Only New York and Washington, D.C., ranked higher, according to Dodge Data & Analytics.

“Mayor Marty Walsh has overseen the greatest boom in real estate development in the city’s history,” David Begelfer, principal at CRE Strategic Advisors and former CEO of NAIOP Massachusetts, told Built in December 2020. “Certainly, coming from the building trades gave the mayor a solid understanding of the economics and politics of development.”

But the city’s hard-hat mayor also benefited from a ground-level-up understanding of construction and the risks workers face—an asset that supporters say shone through clearly in Walsh’s response to the outbreak of COVID-19 in March 2020.

On March 17, Walsh became the first mayor of a major U.S. city to shut down all but essential construction, such as sewer line work or urgent road repairs.

It would be another two weeks before New York City, hammered even harder by the initial wave of infections, took similar measures.

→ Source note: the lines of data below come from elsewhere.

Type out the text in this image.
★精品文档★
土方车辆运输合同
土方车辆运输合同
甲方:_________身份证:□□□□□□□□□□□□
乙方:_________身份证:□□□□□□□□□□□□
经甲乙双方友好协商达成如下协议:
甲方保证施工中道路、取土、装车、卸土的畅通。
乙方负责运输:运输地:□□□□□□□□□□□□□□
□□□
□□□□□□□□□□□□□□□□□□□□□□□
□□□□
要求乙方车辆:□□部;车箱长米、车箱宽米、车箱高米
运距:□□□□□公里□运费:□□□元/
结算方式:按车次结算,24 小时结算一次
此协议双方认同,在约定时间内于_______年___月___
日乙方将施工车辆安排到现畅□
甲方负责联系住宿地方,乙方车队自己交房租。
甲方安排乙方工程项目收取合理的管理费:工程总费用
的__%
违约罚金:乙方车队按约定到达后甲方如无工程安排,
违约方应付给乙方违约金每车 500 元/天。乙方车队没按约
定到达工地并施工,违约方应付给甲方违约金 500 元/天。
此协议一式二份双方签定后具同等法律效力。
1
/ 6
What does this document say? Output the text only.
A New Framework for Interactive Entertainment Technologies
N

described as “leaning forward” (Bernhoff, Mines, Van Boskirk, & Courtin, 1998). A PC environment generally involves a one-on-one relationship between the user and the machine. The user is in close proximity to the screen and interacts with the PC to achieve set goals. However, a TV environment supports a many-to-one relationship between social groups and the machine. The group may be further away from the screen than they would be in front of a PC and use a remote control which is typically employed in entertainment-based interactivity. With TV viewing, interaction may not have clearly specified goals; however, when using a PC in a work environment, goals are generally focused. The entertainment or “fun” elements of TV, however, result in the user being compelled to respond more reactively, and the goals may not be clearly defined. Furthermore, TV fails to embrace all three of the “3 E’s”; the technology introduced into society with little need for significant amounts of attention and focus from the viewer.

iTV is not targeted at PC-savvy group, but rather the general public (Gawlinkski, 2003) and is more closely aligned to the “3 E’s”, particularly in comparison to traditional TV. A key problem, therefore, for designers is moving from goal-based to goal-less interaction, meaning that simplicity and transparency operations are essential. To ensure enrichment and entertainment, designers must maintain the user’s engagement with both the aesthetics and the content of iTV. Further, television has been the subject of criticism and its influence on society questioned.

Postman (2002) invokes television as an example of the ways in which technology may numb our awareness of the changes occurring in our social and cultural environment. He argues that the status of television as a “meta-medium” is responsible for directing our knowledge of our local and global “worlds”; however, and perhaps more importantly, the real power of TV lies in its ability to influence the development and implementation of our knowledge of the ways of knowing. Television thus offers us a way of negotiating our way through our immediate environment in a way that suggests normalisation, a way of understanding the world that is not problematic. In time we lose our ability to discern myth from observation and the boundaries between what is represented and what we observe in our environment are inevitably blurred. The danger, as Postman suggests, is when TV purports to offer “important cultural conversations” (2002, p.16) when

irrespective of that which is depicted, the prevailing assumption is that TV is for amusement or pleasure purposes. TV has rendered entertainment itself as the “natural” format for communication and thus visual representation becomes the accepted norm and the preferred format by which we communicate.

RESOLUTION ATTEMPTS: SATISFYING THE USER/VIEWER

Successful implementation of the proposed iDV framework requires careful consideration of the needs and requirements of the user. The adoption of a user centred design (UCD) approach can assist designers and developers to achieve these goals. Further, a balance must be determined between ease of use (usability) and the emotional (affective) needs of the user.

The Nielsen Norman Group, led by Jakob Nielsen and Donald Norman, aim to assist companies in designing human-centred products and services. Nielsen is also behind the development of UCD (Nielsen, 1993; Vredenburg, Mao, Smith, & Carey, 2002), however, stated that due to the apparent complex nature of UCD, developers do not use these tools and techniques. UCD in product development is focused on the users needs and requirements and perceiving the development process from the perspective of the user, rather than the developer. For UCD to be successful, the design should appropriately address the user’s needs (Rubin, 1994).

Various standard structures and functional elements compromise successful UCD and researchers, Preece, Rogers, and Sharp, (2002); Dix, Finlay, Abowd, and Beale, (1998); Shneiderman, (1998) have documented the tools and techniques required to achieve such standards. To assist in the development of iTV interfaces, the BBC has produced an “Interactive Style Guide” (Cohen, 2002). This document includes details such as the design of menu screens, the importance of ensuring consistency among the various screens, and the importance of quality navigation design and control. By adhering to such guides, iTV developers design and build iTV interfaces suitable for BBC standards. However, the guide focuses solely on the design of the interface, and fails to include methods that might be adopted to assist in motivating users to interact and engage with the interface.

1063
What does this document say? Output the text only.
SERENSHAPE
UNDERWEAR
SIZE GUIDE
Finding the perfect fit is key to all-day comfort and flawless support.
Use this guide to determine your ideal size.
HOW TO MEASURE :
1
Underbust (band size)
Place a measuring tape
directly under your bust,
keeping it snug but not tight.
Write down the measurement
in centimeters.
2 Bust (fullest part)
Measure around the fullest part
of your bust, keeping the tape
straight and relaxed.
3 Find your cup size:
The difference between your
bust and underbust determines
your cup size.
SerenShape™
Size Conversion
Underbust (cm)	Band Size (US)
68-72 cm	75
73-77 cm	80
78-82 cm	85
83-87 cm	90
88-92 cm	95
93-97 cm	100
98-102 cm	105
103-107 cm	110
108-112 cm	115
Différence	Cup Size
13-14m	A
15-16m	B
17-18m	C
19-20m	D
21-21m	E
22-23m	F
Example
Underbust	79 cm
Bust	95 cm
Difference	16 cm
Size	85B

During the pause, Boston officials worked with contractors across the city, requiring new COVID-19 safety protocols—from PPE to temperature checks—before construction jobsites could reopen.

“It’s massive, massive,” said Walsh, shaking his head after being asked by a reporter at a press conference in front of Boston City Hall in March 2020 about how many construction workers would be affected. “We are the middle of a building boom in Boston right now.”

“It is a difficult decision to make,” Walsh added. “Construction is at the core of our economy here in Boston. This is something that is very personal to me and to a lot of us.”

Next Stop: Washington

Now, Boston’s former hard-hat mayor has made his biggest leap yet, into the high-stakes world of Washington politics.

Walsh is the first former construction worker to serve as labor secretary in nearly half a century, the last being Peter Brennan. Appointed in 1973 by President Richard Nixon, Brennan was a master painter who rose to become head of the New York Building and Construction Trades Council.

Walsh is also the third former construction trades worker to fill the post; Martin Durkin, head of the plumbers union, served briefly in President Dwight Eisenhower’s cabinet for seven months in 1953, the shortest tenure of any labor secretary.

“I think it’s great having a labor secretary who knows what it means to go to work building bridges and roads,” Mark Erlich, former executive secretary-treasurer of the New England Regional Council of Carpenters and a member of Boston’s zoning board, told Built. “He will make a powerful advocate.”